7. Forgetting anniversaries
It’s not that we forget, it’s that we don’t remember in time. We see that reminder that we put in our Outlook diaries and we always think that will be time to do something about it tomorrow, but then something really important comes up and it kind of slips our minds. For some odd reason, anniversaries just don’t seem to mean as much to men as they do to women, so the dates don’t get etched in their brains in the same way.

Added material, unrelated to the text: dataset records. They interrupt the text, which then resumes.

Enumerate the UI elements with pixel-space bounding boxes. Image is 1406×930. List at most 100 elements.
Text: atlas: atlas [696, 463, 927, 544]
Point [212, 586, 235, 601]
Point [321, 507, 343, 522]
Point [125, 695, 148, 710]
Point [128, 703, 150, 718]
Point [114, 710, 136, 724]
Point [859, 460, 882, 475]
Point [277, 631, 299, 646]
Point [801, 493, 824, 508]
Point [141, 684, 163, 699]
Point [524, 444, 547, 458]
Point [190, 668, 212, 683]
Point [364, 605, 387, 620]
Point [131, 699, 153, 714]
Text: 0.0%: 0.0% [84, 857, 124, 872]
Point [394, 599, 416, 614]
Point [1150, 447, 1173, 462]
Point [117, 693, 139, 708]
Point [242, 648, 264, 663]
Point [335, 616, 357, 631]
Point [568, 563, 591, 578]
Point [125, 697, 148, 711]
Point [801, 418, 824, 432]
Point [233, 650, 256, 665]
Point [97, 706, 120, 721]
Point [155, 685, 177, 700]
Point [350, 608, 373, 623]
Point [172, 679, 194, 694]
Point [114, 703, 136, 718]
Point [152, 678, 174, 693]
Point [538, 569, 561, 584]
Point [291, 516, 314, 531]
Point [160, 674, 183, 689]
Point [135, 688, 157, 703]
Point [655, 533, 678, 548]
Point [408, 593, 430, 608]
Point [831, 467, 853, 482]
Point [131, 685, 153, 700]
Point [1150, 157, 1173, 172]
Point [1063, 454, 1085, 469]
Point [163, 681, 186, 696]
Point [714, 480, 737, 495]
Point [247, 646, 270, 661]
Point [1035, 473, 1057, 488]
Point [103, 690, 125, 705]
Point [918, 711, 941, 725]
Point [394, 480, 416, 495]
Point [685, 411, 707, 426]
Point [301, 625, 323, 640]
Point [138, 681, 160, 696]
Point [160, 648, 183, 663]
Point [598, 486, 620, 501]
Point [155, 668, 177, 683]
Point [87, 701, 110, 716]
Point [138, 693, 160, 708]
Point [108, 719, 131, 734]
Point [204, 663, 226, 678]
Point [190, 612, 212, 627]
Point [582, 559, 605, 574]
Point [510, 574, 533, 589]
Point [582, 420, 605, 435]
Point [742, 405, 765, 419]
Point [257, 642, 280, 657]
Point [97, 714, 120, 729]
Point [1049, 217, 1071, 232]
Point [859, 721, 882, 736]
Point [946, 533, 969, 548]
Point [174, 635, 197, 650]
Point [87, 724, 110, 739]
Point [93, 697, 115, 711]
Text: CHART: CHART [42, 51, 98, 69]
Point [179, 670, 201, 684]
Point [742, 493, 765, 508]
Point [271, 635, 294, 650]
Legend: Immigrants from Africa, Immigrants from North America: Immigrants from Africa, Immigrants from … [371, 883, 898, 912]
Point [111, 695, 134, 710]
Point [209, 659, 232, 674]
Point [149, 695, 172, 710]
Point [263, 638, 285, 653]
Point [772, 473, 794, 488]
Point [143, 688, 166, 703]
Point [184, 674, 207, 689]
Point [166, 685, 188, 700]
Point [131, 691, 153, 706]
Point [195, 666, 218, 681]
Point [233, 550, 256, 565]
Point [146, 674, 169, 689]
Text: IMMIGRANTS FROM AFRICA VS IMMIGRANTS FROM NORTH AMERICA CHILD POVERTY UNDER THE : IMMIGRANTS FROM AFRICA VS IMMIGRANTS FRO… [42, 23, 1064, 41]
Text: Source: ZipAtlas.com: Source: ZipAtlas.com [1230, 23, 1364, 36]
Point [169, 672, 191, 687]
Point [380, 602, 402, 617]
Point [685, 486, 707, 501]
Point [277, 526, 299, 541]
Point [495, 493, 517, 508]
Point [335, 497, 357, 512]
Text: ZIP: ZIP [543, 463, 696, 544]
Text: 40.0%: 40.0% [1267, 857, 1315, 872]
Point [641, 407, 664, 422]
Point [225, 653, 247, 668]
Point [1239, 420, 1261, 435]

8. Falling asleep after sex
It may seem intensive when a man just falls straight to sleep after sex, but he has little choice in this, because it’s the hormones that are released into has body that cause this to happen. Science has proven that parts of man’s brain shut down during sex, and after sex, a man temporarily loses all sexual desire. It’s a kind of natural; mission accomplished, thanks very much, and good night response.

9. Not liking shopping
Most men don’t like shopping and that’s a fact, so don’t subject him to the torture of trailing around after you while you look at twenty different dresses and then go back and buy the first one you saw! And, what is that window shopping all about? Where is the pleasure in looking at stuff that you have absolutely no intention of buying? Don’t complain at how awful it is to go shopping with him; just leave him at home, or drop him off at a nearby pub for the day.

10. Buying naff presents
For a simple answer to why many men buy naff presents, refer back to item number seven, and number nine. The truth is, we put it off for as long as we can, leave it too late and then we look for the nearest shop with the fewest people in so we can buy the present and get back out again as fast as is humanly possible. Why do men do this? Because they know that whatever they buy, it’s going to be the wrong size, or the wrong colour, and you will secretly take it back to the store and change it anyway.